Sister of a Baloch missing person has committed suicide in Turbat, reportedly due to depression caused by the disappearance of her brother.
According to The Balochistan Post news desk, Fatima Ishaq, the sister of the missing Imam Ishaq, has committed suicide in Gokdaan, Turbat, on 13 June. Fatima committed suicide due to chronic depression caused by disappearance of her missing brother.
Imam Ishaq, a resident of Turbat, had been allegedly detained by the Pakistani security forces two years ago. Fatima, the mother of three, had supposedly been under chronic depression, a moderate form of depression that can persist for years. It is believed that the trauma caused by disappearance of her missing brother is the underlying cause that led to the development of a suicidal depression.
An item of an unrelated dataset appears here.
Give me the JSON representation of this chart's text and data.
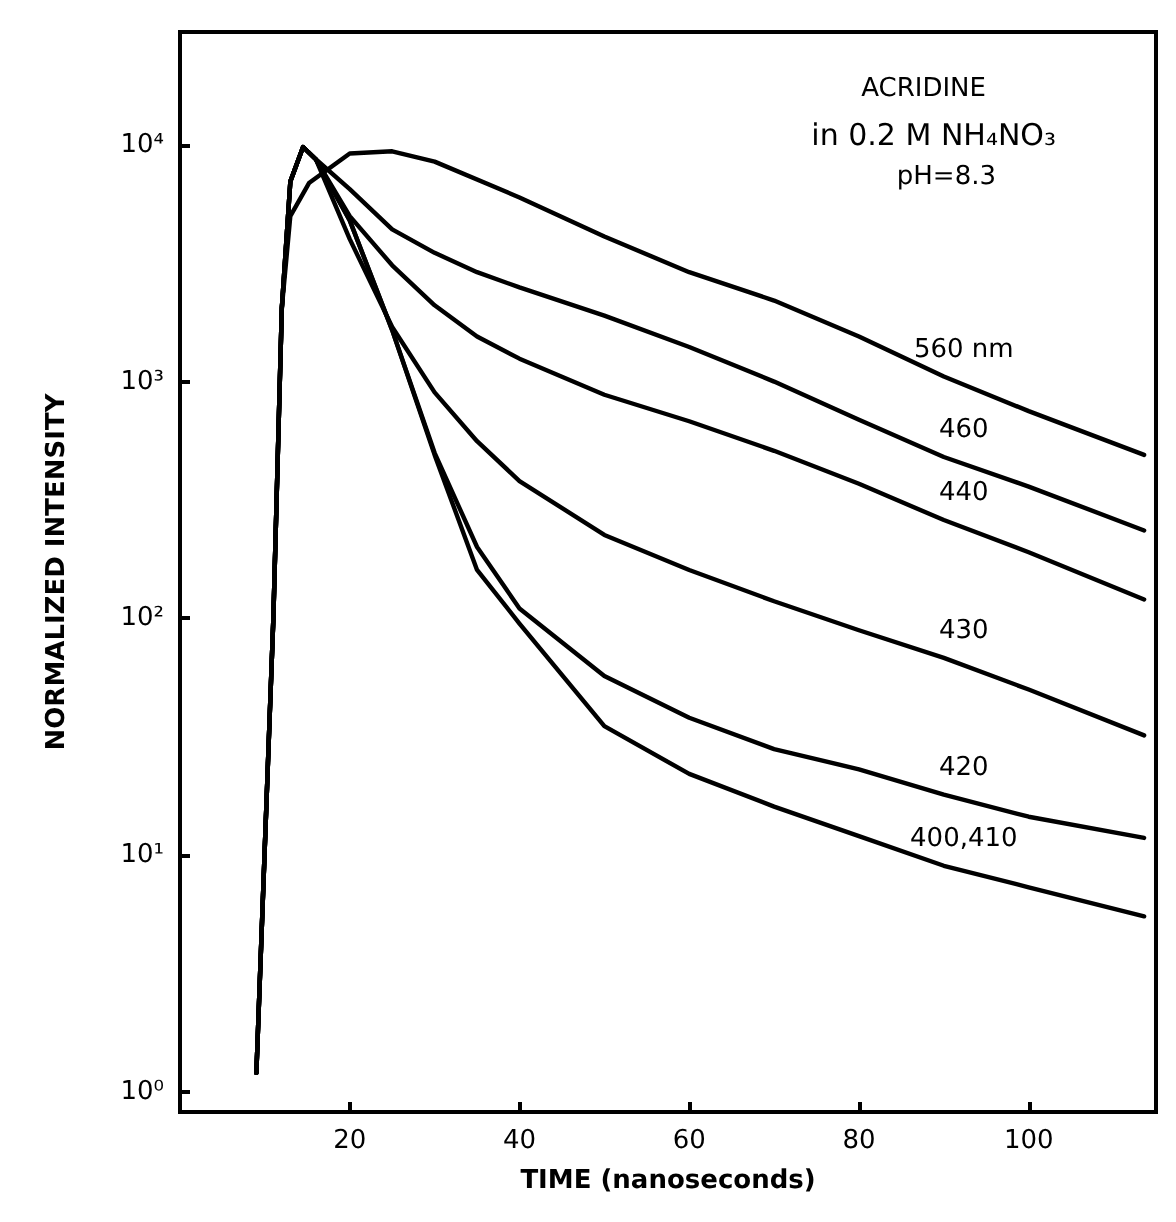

Fatima Ishaq’s case is not a new phenomenon in Balochistan. In the past, many incidents have surfaced where the family members of the missing persons have succumbed to mental or physical diseases and have passed away. On April 19, Illahi Baksh died after the six-year-long fruitless wait for his missing son Zahid Kurd, the ex-chairperson of Baloch Student Organization-Azad (BSO-Azad).
Two days later, on April 21, the mother of the missing Jan Muhammad breathed her last after the five-year-long wait for her missing son. She continuously visited protest camps and vocalized for her son, but to no avail. Mah Ganj Baloch, the mother of the missing Ghulam Farooq, also departed this life in the same month. Gamar Khan also passed away in the hopeless wait of his missing son Imran Gurgunari’s return.
Countless other families in Balochistan await the returns of their loved ones. Zakir Majeed’s mother has been protesting for the past 11 years for the return of her son; her attempts have not borne any fruit yet. Rashid Hussain’s mother has been in a similar anguish for the past two years for her missing son. Recently, the sister of the missing Hizbullah Qambrani and Hassan Qambrani broke down in a cataract of tears pleading the recovery of her brothers.
These cases are but the tip of the iceberg in Balochistan’s scenario. According to an estimate, 45,000 Baloch and thousands of Pashtuns are missing from Balochistan.